Most youth football tryouts run 90 minutes to two hours per age or weight group. Competitive programs often hold two sessions across two days so a player's evaluation isn't decided by a single off-day. Build in time for check-in and a proper warm-up before the timed tests, since cold athletes run slower and risk injury.
How do you staff coaches at a large tryout?
At scale, do not assign one coach per drill. With 300 players and 15 to 20 coaches, put multiple evaluators at each station, or move all coaches through one station at a time, and have everyone score the same drill against a shared 1-to-5 rubric. Averaging several independent scores per player is more reliable, and far faster, than a single grader working through hundreds of athletes.

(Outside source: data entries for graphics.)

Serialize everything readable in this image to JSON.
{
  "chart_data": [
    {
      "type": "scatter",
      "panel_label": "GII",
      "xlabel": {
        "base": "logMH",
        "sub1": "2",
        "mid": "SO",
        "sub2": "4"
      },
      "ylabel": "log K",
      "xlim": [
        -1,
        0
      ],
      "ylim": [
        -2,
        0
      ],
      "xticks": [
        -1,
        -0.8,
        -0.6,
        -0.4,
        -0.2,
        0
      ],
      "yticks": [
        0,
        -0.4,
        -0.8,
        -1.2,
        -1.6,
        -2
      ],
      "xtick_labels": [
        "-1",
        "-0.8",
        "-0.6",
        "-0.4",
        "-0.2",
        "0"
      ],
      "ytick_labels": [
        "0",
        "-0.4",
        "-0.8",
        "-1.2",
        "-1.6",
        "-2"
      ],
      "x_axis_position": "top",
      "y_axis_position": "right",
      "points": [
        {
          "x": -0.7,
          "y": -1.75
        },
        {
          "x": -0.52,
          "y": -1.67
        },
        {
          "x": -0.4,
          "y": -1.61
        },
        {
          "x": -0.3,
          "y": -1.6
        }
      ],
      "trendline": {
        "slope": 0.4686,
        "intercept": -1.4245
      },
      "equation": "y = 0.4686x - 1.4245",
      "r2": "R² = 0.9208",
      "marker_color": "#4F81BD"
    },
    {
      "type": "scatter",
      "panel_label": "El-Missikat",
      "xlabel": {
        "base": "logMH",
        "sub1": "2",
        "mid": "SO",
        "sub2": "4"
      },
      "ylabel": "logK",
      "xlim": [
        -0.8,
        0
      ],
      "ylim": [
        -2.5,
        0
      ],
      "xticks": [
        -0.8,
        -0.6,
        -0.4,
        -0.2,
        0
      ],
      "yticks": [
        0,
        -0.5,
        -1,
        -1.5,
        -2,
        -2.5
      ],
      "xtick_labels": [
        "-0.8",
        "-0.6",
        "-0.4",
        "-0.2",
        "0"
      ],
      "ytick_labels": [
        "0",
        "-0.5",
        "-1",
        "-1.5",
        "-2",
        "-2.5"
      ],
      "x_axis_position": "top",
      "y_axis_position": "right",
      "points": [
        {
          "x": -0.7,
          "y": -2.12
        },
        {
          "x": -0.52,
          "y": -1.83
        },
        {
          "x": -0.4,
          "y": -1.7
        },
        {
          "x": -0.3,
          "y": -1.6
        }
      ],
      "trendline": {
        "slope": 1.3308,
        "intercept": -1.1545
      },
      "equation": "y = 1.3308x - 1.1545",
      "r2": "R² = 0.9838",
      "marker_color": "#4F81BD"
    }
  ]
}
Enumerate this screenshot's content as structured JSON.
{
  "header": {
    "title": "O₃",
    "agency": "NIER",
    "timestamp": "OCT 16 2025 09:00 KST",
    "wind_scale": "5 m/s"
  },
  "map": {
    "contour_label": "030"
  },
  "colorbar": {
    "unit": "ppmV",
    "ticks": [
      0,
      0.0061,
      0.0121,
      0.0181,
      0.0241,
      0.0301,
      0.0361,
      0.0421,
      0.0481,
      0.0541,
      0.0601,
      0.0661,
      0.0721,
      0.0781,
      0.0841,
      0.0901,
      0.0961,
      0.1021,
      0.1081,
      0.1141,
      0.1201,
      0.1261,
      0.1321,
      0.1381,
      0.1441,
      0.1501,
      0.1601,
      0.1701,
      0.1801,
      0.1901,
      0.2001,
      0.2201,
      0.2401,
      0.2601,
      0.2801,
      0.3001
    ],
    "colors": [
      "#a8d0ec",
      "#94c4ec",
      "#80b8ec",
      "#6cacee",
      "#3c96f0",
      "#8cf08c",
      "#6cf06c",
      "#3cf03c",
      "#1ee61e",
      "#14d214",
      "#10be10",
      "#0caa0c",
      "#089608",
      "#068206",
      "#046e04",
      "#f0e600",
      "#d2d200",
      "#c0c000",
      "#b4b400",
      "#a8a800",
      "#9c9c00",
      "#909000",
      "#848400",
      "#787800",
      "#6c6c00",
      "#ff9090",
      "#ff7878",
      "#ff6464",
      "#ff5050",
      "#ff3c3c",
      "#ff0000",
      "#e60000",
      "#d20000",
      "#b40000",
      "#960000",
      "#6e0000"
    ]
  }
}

What should players bring to a football tryout?
Cleats, water, athletic clothing, and any required protective gear your league specifies. For full-contact evaluation reps, follow your league's equipment rules; many programs run combine tests and skill drills in helmets and shoulder pads only. Tell players to arrive early enough to check in and warm up before evaluations begin.
How do I tell a player they didn't make the team?
Communicate quickly, privately, and respectfully, and keep it about the roster decision rather than the player's worth. A short, kind message with an offer to share specific feedback goes a long way, and it protects your program's reputation for next year's tryout.
Do I need a 40-yard dash to evaluate speed?
No, but a timed sprint gives you an objective speed number instead of a guess. The 40-yard dash is the standard football speed test, and for younger players or linemen a 10 or 20-yard time works too. Use the times to nudge overall scores up for the fastest players and down for the slowest.